Data lakes are at the heart of digital transformation in enterprises. As more organizations run analytics, machine learning, and ETL workloads on the data residing in the data lakes, they come with privacy and integrity risk. Organizations have the urgency to preserve privacy and control access to this data as per regulations such as GDPR (Right to be Forgotten) and CCPA (Right to Be Erased) and other frameworks. As these regulations have a deadline for enterprises to get compliant, organizations are always looking for faster and scalable ways to get their data lake(s) compliant. Organizations put different measures for data governance at multiple levels from data security to data accessibility. But current high-level file-level security measures and accepted best practices are not sufficient for data privacy requirements. Qubole provides built-in Apache Ranger and ACID support for data privacy and integrity respectively. The platform supports Apache Ranger and ACID for Presto, Hive, and Spark.

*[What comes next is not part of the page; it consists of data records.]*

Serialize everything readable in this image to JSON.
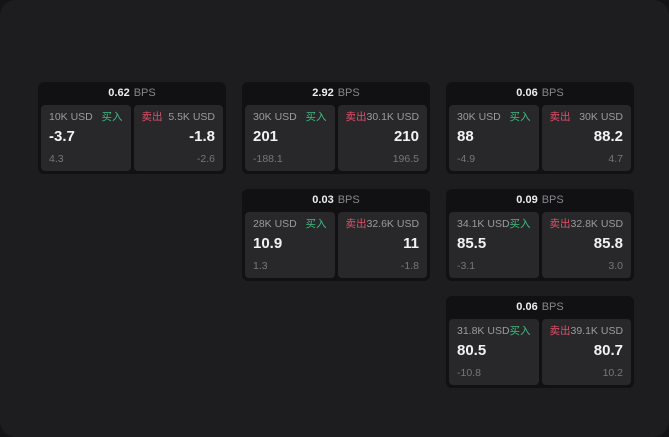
{
  "labels": {
    "bps": "BPS",
    "buy": "买入",
    "sell": "卖出"
  },
  "colors": {
    "buy_green": "#3dbd80",
    "sell_red": "#df5069",
    "card_bg": "#111113",
    "panel_bg": "#28282a",
    "app_bg": "#1d1d1f"
  },
  "cards": [
    {
      "bps": "0.62",
      "row": 1,
      "col": 1,
      "buy": {
        "amount": "10K USD",
        "price": "-3.7",
        "delta": "4.3"
      },
      "sell": {
        "amount": "5.5K USD",
        "price": "-1.8",
        "delta": "-2.6"
      }
    },
    {
      "bps": "2.92",
      "row": 1,
      "col": 2,
      "buy": {
        "amount": "30K USD",
        "price": "201",
        "delta": "-188.1"
      },
      "sell": {
        "amount": "30.1K USD",
        "price": "210",
        "delta": "196.5"
      }
    },
    {
      "bps": "0.06",
      "row": 1,
      "col": 3,
      "buy": {
        "amount": "30K USD",
        "price": "88",
        "delta": "-4.9"
      },
      "sell": {
        "amount": "30K USD",
        "price": "88.2",
        "delta": "4.7"
      }
    },
    {
      "bps": "0.03",
      "row": 2,
      "col": 2,
      "buy": {
        "amount": "28K USD",
        "price": "10.9",
        "delta": "1.3"
      },
      "sell": {
        "amount": "32.6K USD",
        "price": "11",
        "delta": "-1.8"
      }
    },
    {
      "bps": "0.09",
      "row": 2,
      "col": 3,
      "buy": {
        "amount": "34.1K USD",
        "price": "85.5",
        "delta": "-3.1"
      },
      "sell": {
        "amount": "32.8K USD",
        "price": "85.8",
        "delta": "3.0"
      }
    },
    {
      "bps": "0.06",
      "row": 3,
      "col": 3,
      "buy": {
        "amount": "31.8K USD",
        "price": "80.5",
        "delta": "-10.8"
      },
      "sell": {
        "amount": "39.1K USD",
        "price": "80.7",
        "delta": "10.2"
      }
    }
  ]
}
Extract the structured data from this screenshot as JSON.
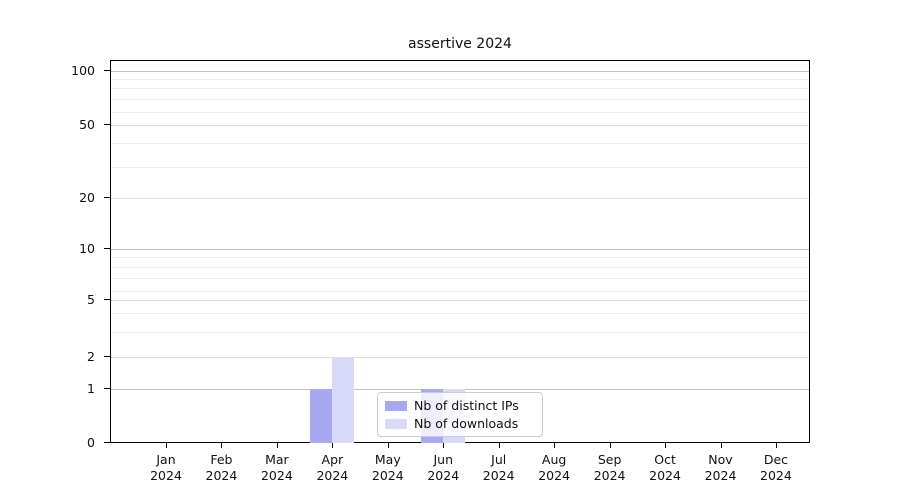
{
  "figure": {
    "background_color": "#ffffff",
    "text_color": "#111111"
  },
  "chart_data": {
    "type": "bar",
    "title": "assertive 2024",
    "categories": [
      "Jan 2024",
      "Feb 2024",
      "Mar 2024",
      "Apr 2024",
      "May 2024",
      "Jun 2024",
      "Jul 2024",
      "Aug 2024",
      "Sep 2024",
      "Oct 2024",
      "Nov 2024",
      "Dec 2024"
    ],
    "x_tick_line1": [
      "Jan",
      "Feb",
      "Mar",
      "Apr",
      "May",
      "Jun",
      "Jul",
      "Aug",
      "Sep",
      "Oct",
      "Nov",
      "Dec"
    ],
    "x_tick_line2": [
      "2024",
      "2024",
      "2024",
      "2024",
      "2024",
      "2024",
      "2024",
      "2024",
      "2024",
      "2024",
      "2024",
      "2024"
    ],
    "series": [
      {
        "name": "Nb of distinct IPs",
        "color": "#a8a8f2",
        "values": [
          0,
          0,
          0,
          1,
          0,
          1,
          0,
          0,
          0,
          0,
          0,
          0
        ]
      },
      {
        "name": "Nb of downloads",
        "color": "#d9d9f9",
        "values": [
          0,
          0,
          0,
          2,
          0,
          1,
          0,
          0,
          0,
          0,
          0,
          0
        ]
      }
    ],
    "xlabel": "",
    "ylabel": "",
    "yscale": "log-like",
    "ylim": [
      0,
      120
    ],
    "ytick_values": [
      0,
      1,
      2,
      5,
      10,
      20,
      50,
      100
    ],
    "ytick_labels": [
      "0",
      "1",
      "2",
      "5",
      "10",
      "20",
      "50",
      "100"
    ],
    "ytick_power10_values": [
      1,
      10,
      100
    ],
    "y_minor_gridline_values": [
      3,
      4,
      6,
      7,
      8,
      9,
      30,
      40,
      60,
      70,
      80,
      90
    ],
    "grid": true,
    "legend": {
      "entries": [
        "Nb of distinct IPs",
        "Nb of downloads"
      ],
      "position": "lower center"
    }
  }
}
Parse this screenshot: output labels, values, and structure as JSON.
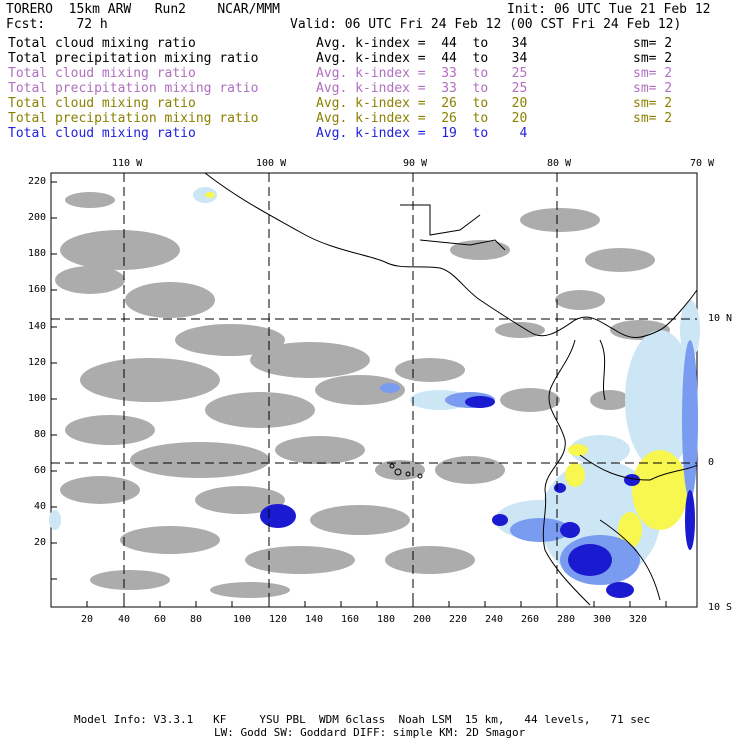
{
  "header": {
    "model": "TORERO  15km ARW   Run2    NCAR/MMM",
    "init": "Init: 06 UTC Tue 21 Feb 12",
    "fcst": "Fcst:    72 h",
    "valid": "Valid: 06 UTC Fri 24 Feb 12 (00 CST Fri 24 Feb 12)"
  },
  "legend": [
    {
      "field": "Total cloud mixing ratio",
      "kindex": "Avg. k-index =  44  to   34",
      "sm": "sm= 2",
      "color": "#000000"
    },
    {
      "field": "Total precipitation mixing ratio",
      "kindex": "Avg. k-index =  44  to   34",
      "sm": "sm= 2",
      "color": "#000000"
    },
    {
      "field": "Total cloud mixing ratio",
      "kindex": "Avg. k-index =  33  to   25",
      "sm": "sm= 2",
      "color": "#b070c0"
    },
    {
      "field": "Total precipitation mixing ratio",
      "kindex": "Avg. k-index =  33  to   25",
      "sm": "sm= 2",
      "color": "#b070c0"
    },
    {
      "field": "Total cloud mixing ratio",
      "kindex": "Avg. k-index =  26  to   20",
      "sm": "sm= 2",
      "color": "#8c8000"
    },
    {
      "field": "Total precipitation mixing ratio",
      "kindex": "Avg. k-index =  26  to   20",
      "sm": "sm= 2",
      "color": "#8c8000"
    },
    {
      "field": "Total cloud mixing ratio",
      "kindex": "Avg. k-index =  19  to    4",
      "sm": "",
      "color": "#2020e0"
    }
  ],
  "map": {
    "lon_labels": [
      "110 W",
      "100 W",
      "90 W",
      "80 W",
      "70 W"
    ],
    "lat_labels": [
      "10 N",
      "0",
      "10 S"
    ],
    "x_ticks": [
      "20",
      "40",
      "60",
      "80",
      "100",
      "120",
      "140",
      "160",
      "180",
      "200",
      "220",
      "240",
      "260",
      "280",
      "300",
      "320"
    ],
    "y_ticks": [
      "220",
      "200",
      "180",
      "160",
      "140",
      "120",
      "100",
      "80",
      "60",
      "40",
      "20"
    ],
    "colors": {
      "cloud_gray": "#a8a8a8",
      "light_blue": "#cce6f5",
      "mid_blue": "#7a9cf0",
      "deep_blue": "#1a1ad0",
      "yellow": "#f7f750",
      "coast": "#000000"
    }
  },
  "footer": {
    "line1": "Model Info: V3.3.1   KF     YSU PBL  WDM 6class  Noah LSM  15 km,   44 levels,   71 sec",
    "line2": "LW: Godd SW: Goddard DIFF: simple KM: 2D Smagor"
  }
}
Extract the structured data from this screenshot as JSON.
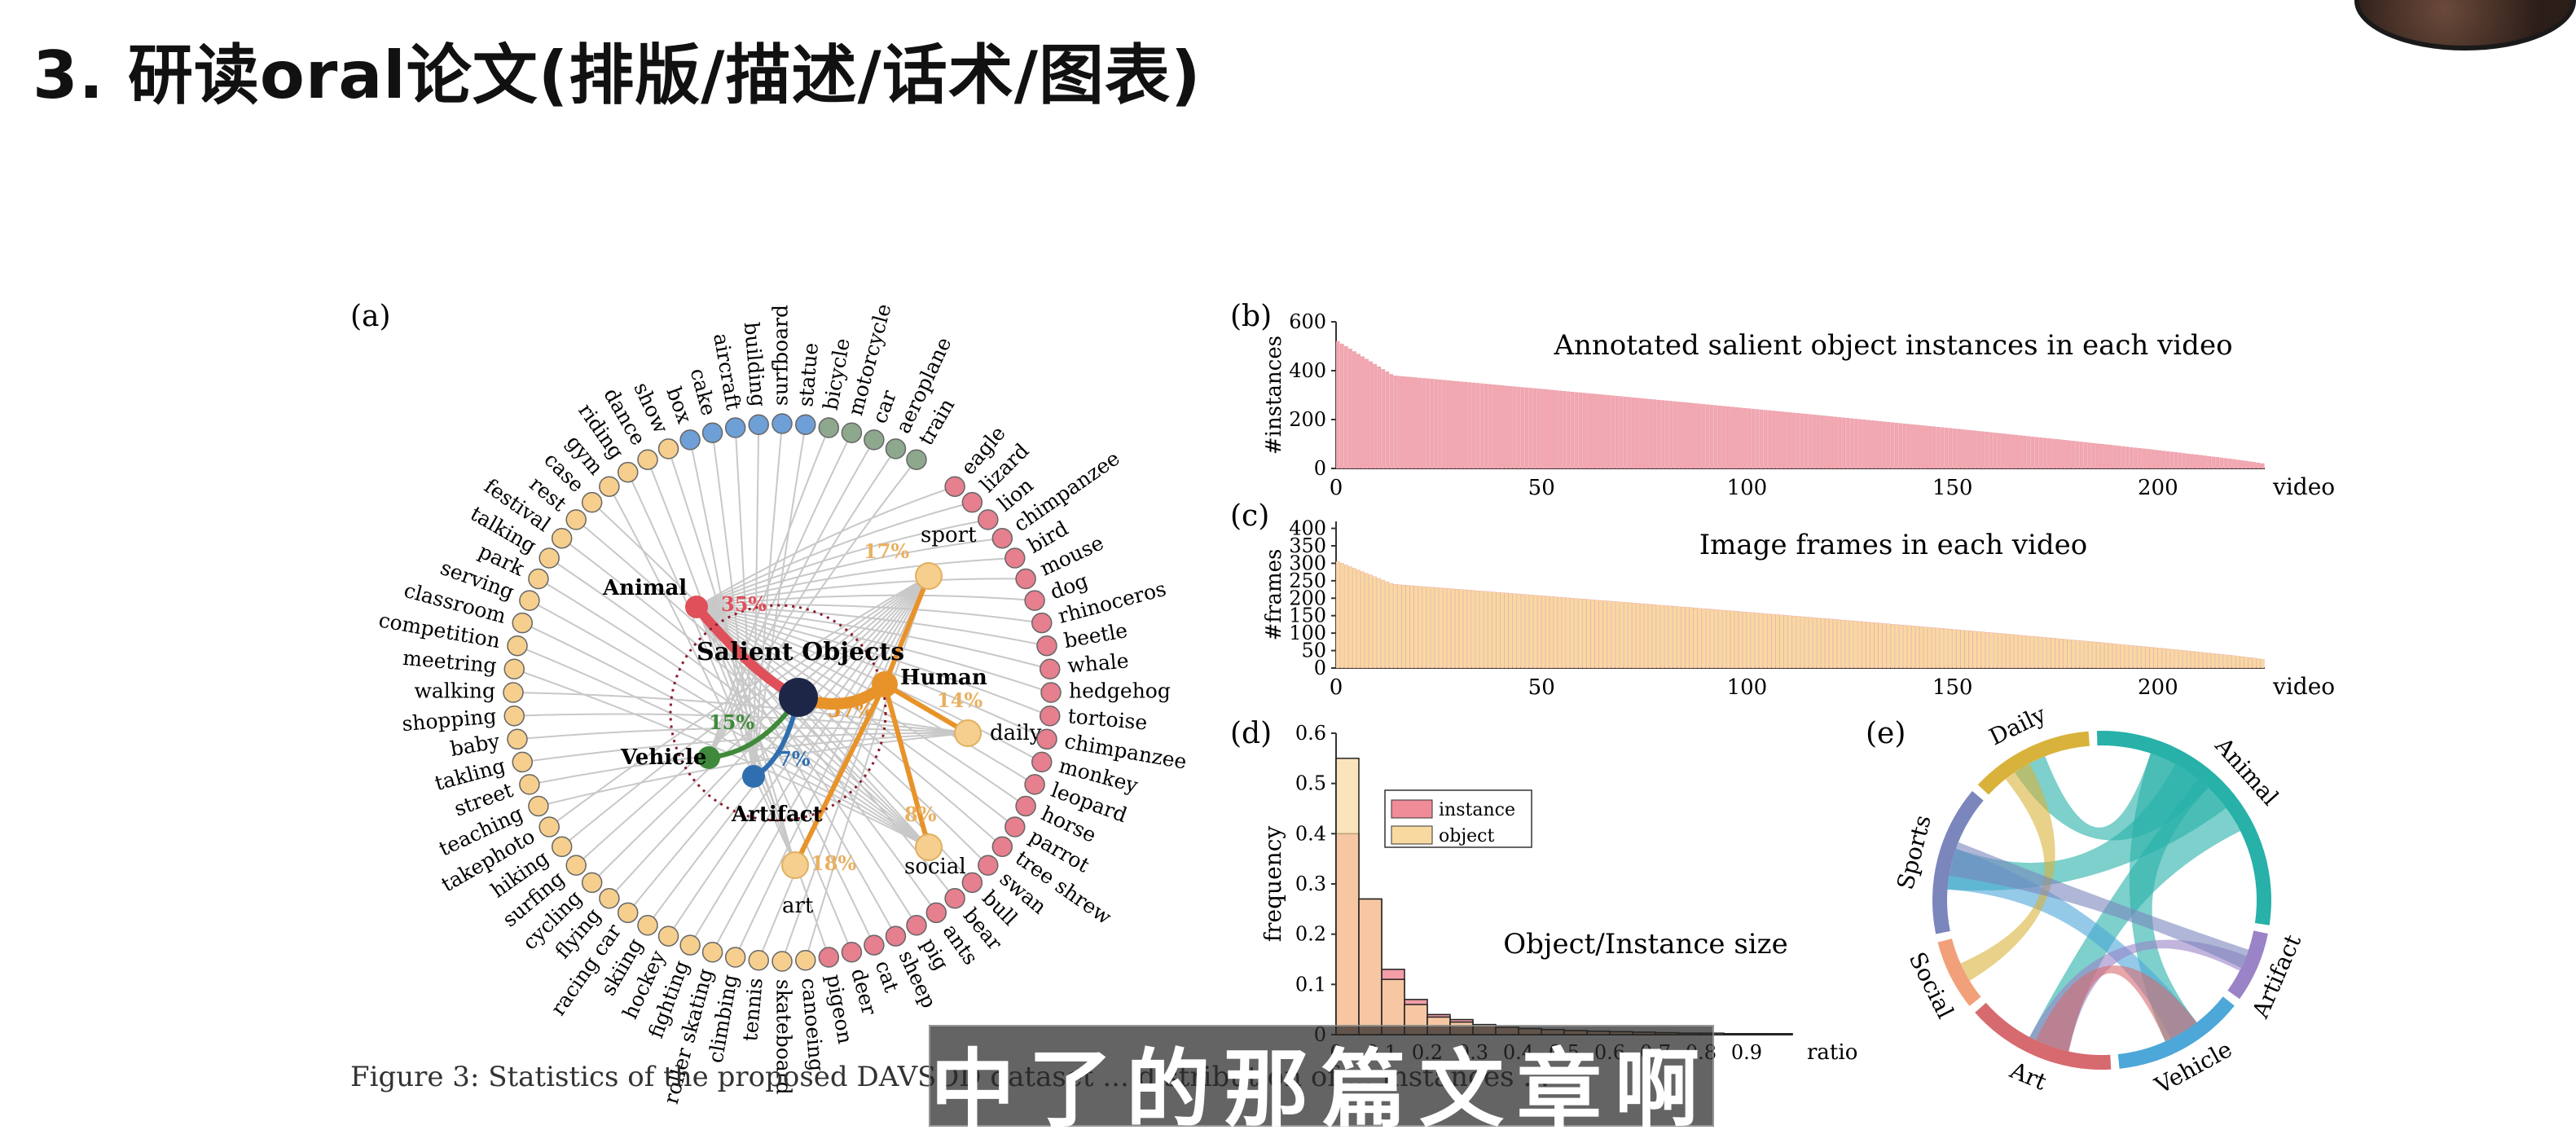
{
  "slide": {
    "title": "3. 研读oral论文(排版/描述/话术/图表)"
  },
  "subtitle": "中了的那篇文章啊",
  "caption": "Figure 3: Statistics of the proposed DAVSOD dataset ... distribution of ... instances ...",
  "panel_labels": {
    "a": "(a)",
    "b": "(b)",
    "c": "(c)",
    "d": "(d)",
    "e": "(e)"
  },
  "panel_a": {
    "center": "Salient Objects",
    "hubs": [
      {
        "key": "animal",
        "label": "Animal",
        "percent": "35%",
        "color": "#e0505a"
      },
      {
        "key": "human",
        "label": "Human",
        "percent": "57%",
        "color": "#e8932a"
      },
      {
        "key": "vehicle",
        "label": "Vehicle",
        "percent": "15%",
        "color": "#3f8a3a"
      },
      {
        "key": "artifact",
        "label": "Artifact",
        "percent": "7%",
        "color": "#2f6fb0"
      }
    ],
    "subhubs": [
      {
        "label": "sport",
        "percent": "17%"
      },
      {
        "label": "daily",
        "percent": "14%"
      },
      {
        "label": "social",
        "percent": "8%"
      },
      {
        "label": "art",
        "percent": "18%"
      }
    ],
    "leaves": [
      {
        "label": "eagle",
        "group": "animal"
      },
      {
        "label": "lizard",
        "group": "animal"
      },
      {
        "label": "lion",
        "group": "animal"
      },
      {
        "label": "chimpanzee",
        "group": "animal"
      },
      {
        "label": "bird",
        "group": "animal"
      },
      {
        "label": "mouse",
        "group": "animal"
      },
      {
        "label": "dog",
        "group": "animal"
      },
      {
        "label": "rhinoceros",
        "group": "animal"
      },
      {
        "label": "beetle",
        "group": "animal"
      },
      {
        "label": "whale",
        "group": "animal"
      },
      {
        "label": "hedgehog",
        "group": "animal"
      },
      {
        "label": "tortoise",
        "group": "animal"
      },
      {
        "label": "chimpanzee",
        "group": "animal"
      },
      {
        "label": "monkey",
        "group": "animal"
      },
      {
        "label": "leopard",
        "group": "animal"
      },
      {
        "label": "horse",
        "group": "animal"
      },
      {
        "label": "parrot",
        "group": "animal"
      },
      {
        "label": "tree shrew",
        "group": "animal"
      },
      {
        "label": "swan",
        "group": "animal"
      },
      {
        "label": "bull",
        "group": "animal"
      },
      {
        "label": "bear",
        "group": "animal"
      },
      {
        "label": "ants",
        "group": "animal"
      },
      {
        "label": "pig",
        "group": "animal"
      },
      {
        "label": "sheep",
        "group": "animal"
      },
      {
        "label": "cat",
        "group": "animal"
      },
      {
        "label": "deer",
        "group": "animal"
      },
      {
        "label": "pigeon",
        "group": "animal"
      },
      {
        "label": "canoeing",
        "group": "human"
      },
      {
        "label": "skateboard",
        "group": "human"
      },
      {
        "label": "tennis",
        "group": "human"
      },
      {
        "label": "climbing",
        "group": "human"
      },
      {
        "label": "roller skating",
        "group": "human"
      },
      {
        "label": "fighting",
        "group": "human"
      },
      {
        "label": "hockey",
        "group": "human"
      },
      {
        "label": "skiing",
        "group": "human"
      },
      {
        "label": "racing car",
        "group": "human"
      },
      {
        "label": "flying",
        "group": "human"
      },
      {
        "label": "cycling",
        "group": "human"
      },
      {
        "label": "surfing",
        "group": "human"
      },
      {
        "label": "hiking",
        "group": "human"
      },
      {
        "label": "takephoto",
        "group": "human"
      },
      {
        "label": "teaching",
        "group": "human"
      },
      {
        "label": "street",
        "group": "human"
      },
      {
        "label": "takling",
        "group": "human"
      },
      {
        "label": "baby",
        "group": "human"
      },
      {
        "label": "shopping",
        "group": "human"
      },
      {
        "label": "walking",
        "group": "human"
      },
      {
        "label": "meetring",
        "group": "human"
      },
      {
        "label": "competition",
        "group": "human"
      },
      {
        "label": "classroom",
        "group": "human"
      },
      {
        "label": "serving",
        "group": "human"
      },
      {
        "label": "park",
        "group": "human"
      },
      {
        "label": "talking",
        "group": "human"
      },
      {
        "label": "festival",
        "group": "human"
      },
      {
        "label": "rest",
        "group": "human"
      },
      {
        "label": "case",
        "group": "human"
      },
      {
        "label": "gym",
        "group": "human"
      },
      {
        "label": "riding",
        "group": "human"
      },
      {
        "label": "dance",
        "group": "human"
      },
      {
        "label": "show",
        "group": "human"
      },
      {
        "label": "box",
        "group": "artifact"
      },
      {
        "label": "cake",
        "group": "artifact"
      },
      {
        "label": "aircraft",
        "group": "artifact"
      },
      {
        "label": "building",
        "group": "artifact"
      },
      {
        "label": "surfboard",
        "group": "artifact"
      },
      {
        "label": "statue",
        "group": "artifact"
      },
      {
        "label": "bicycle",
        "group": "vehicle"
      },
      {
        "label": "motorcycle",
        "group": "vehicle"
      },
      {
        "label": "car",
        "group": "vehicle"
      },
      {
        "label": "aeroplane",
        "group": "vehicle"
      },
      {
        "label": "train",
        "group": "vehicle"
      }
    ],
    "colors": {
      "animal_leaf": "#e67f8e",
      "human_leaf": "#f6cf8e",
      "artifact_leaf": "#6e9fd6",
      "vehicle_leaf": "#8ea88e",
      "center": "#1e2647"
    }
  },
  "chart_data": [
    {
      "id": "b",
      "type": "bar",
      "title": "Annotated salient object instances in each video",
      "xlabel": "video",
      "ylabel": "#instances",
      "xlim": [
        0,
        226
      ],
      "ylim": [
        0,
        600
      ],
      "xticks": [
        "0",
        "50",
        "100",
        "150",
        "200"
      ],
      "yticks": [
        "0",
        "200",
        "400",
        "600"
      ],
      "n": 226,
      "curve": {
        "start": 520,
        "knee": 380,
        "end": 20
      },
      "color": "#f2a7b1"
    },
    {
      "id": "c",
      "type": "bar",
      "title": "Image frames in each video",
      "xlabel": "video",
      "ylabel": "#frames",
      "xlim": [
        0,
        226
      ],
      "ylim": [
        0,
        420
      ],
      "xticks": [
        "0",
        "50",
        "100",
        "150",
        "200"
      ],
      "yticks": [
        "0",
        "50",
        "100",
        "150",
        "200",
        "250",
        "300",
        "350",
        "400"
      ],
      "n": 226,
      "curve": {
        "start": 305,
        "knee": 240,
        "end": 25
      },
      "color": "#f8d9a0"
    },
    {
      "id": "d",
      "type": "bar",
      "title": "Object/Instance size",
      "xlabel": "ratio",
      "ylabel": "frequency",
      "xlim": [
        0,
        1.0
      ],
      "ylim": [
        0,
        0.6
      ],
      "xticks": [
        "0",
        "0.1",
        "0.2",
        "0.3",
        "0.4",
        "0.5",
        "0.6",
        "0.7",
        "0.8",
        "0.9"
      ],
      "yticks": [
        "0",
        "0.1",
        "0.2",
        "0.3",
        "0.4",
        "0.5",
        "0.6"
      ],
      "bin_width": 0.05,
      "series": [
        {
          "name": "instance",
          "color": "#f08c98",
          "values": [
            0.4,
            0.27,
            0.13,
            0.07,
            0.04,
            0.03,
            0.02,
            0.015,
            0.012,
            0.01,
            0.008,
            0.006,
            0.005,
            0.004,
            0.003,
            0.003,
            0.002,
            0.002,
            0.002,
            0.001
          ]
        },
        {
          "name": "object",
          "color": "#f8d9a0",
          "values": [
            0.55,
            0.27,
            0.11,
            0.06,
            0.035,
            0.025,
            0.02,
            0.015,
            0.012,
            0.01,
            0.008,
            0.007,
            0.006,
            0.005,
            0.004,
            0.003,
            0.003,
            0.002,
            0.002,
            0.002
          ]
        }
      ],
      "legend_position": "top-left"
    },
    {
      "id": "e",
      "type": "chord",
      "groups": [
        {
          "label": "Animal",
          "color": "#27b1a8",
          "weight": 33
        },
        {
          "label": "Artifact",
          "color": "#9a83c6",
          "weight": 8
        },
        {
          "label": "Vehicle",
          "color": "#4da7d8",
          "weight": 15
        },
        {
          "label": "Art",
          "color": "#d76a6f",
          "weight": 17
        },
        {
          "label": "Social",
          "color": "#f2a07a",
          "weight": 8
        },
        {
          "label": "Sports",
          "color": "#7a86bc",
          "weight": 17
        },
        {
          "label": "Daily",
          "color": "#d8b23a",
          "weight": 14
        }
      ]
    }
  ]
}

For data privacy, Apache Ranger provides granular data access controls and the ability to mask data. It provides centralized security administration to manage all security-related tasks and fine-grained authorization to do a specific action and/or operation. With Apache Ranger, the authorization methods can be standardized for the underlying engine. The role-based access control and attribute-based access control is supported to help leverage existing RBAC solution implemented in the organization. Lastly, auditing capabilities help to see user access and administrative actions.
Figure 1: Apache Ranger on Qubole
For data integrity, ACID transactions help data engineers avoid lost updates, dirty reads, and stale reads and enforce app-specific integrity constraints. Data integrity is maintained in the data lake when concurrent users access the data lake to read and write data simultaneously. The ACID transaction helps with the right to be forgotten and the right to be erased by making sure that data in the data lake is current and if asked to be deleted, is deleted.
Figure 2: ACID Transactions with Qubole
Apache Ranger and ACID’s open-source roots make sure that they are deployment-proven and community strengthened. Using these open-source solutions as a built-in feature of Qubole data service makes them a part of everyday workflow instead of an afterthought point fix solution. Following are a few improvements that Qubole has made to Apache Ranger and ACID for their enterprise customers:
- Efficient updates, and deletes to data: Users can make inserts, updates, and deletes on transactional Hive Tables—defined over files in a data lake via Apache Hive—and query the same via Apache Spark or Presto. The traditional approach for such updates and deletions has been to overwrite the data at a partition level. This approach requires a rewrite of large amounts of data for even a few rows changed— and thus fails to scale efficiently. Qubole writes only to changed rows thus providing faster rewrites, updates, and deletes.
- Direct writes to the final location on cloud storage: Apache Hive writes data to temporary locations first and renames it to the final location in a final commit step. Renames are expensive operations in cloud storage systems like AWS’ S3. In order to reduce the performance impact due to this impedance mismatch, Qubole writes directly to the final location and avoids the expensive rename step.
- Atomic operations to rename directories on cloud storage: Directory renames being not atomic can make partial data visible in the destination directory when using the open-source version. As a result compactions (which perform a rename) are unsafe to run concurrently with a read operation. Qubole provides atomic operation using a commit marker in the destination directory for the waiting reader.
- Single UI/Solution for multiple engines: Qubole provides a single and same UI for using ACID or Apache Ranger across multiple engines. Organizations don’t need to learn specific ways to leverage Apache Ranger or ACID with Spark, Presto, or Hive. They don’t need to learn any specific configurations for each engine to implement separate access controls, do performance tune-ups, and delete/merge/update operations. By making Apache Spark and ACID part of Qubole Data Service, Qubole lets the organizations focus on building data pipelines, ad-hoc SQL queries, and ML workbenches at scale without performance impact.
- Use existing controls and infrastructure: Users using Apache Ranger or built-in ACID features currently have to use specific tools for each engine and build custom scripts for it. With Qubole’s RBAC integrations of Active Directory, LDAP, and SAML2.0, organizations can leverage their existing RBAC solutions to manage user access to the data lakes.
Qubole ACID and Apache Ranger address distinct requirements of granular data access control and granular delete/merge/update respectively. Qubole Data Services help organizations well govern data in their data lakes across multiple engines and future proof for newer regulations while dealing with the massive volume and velocity of data.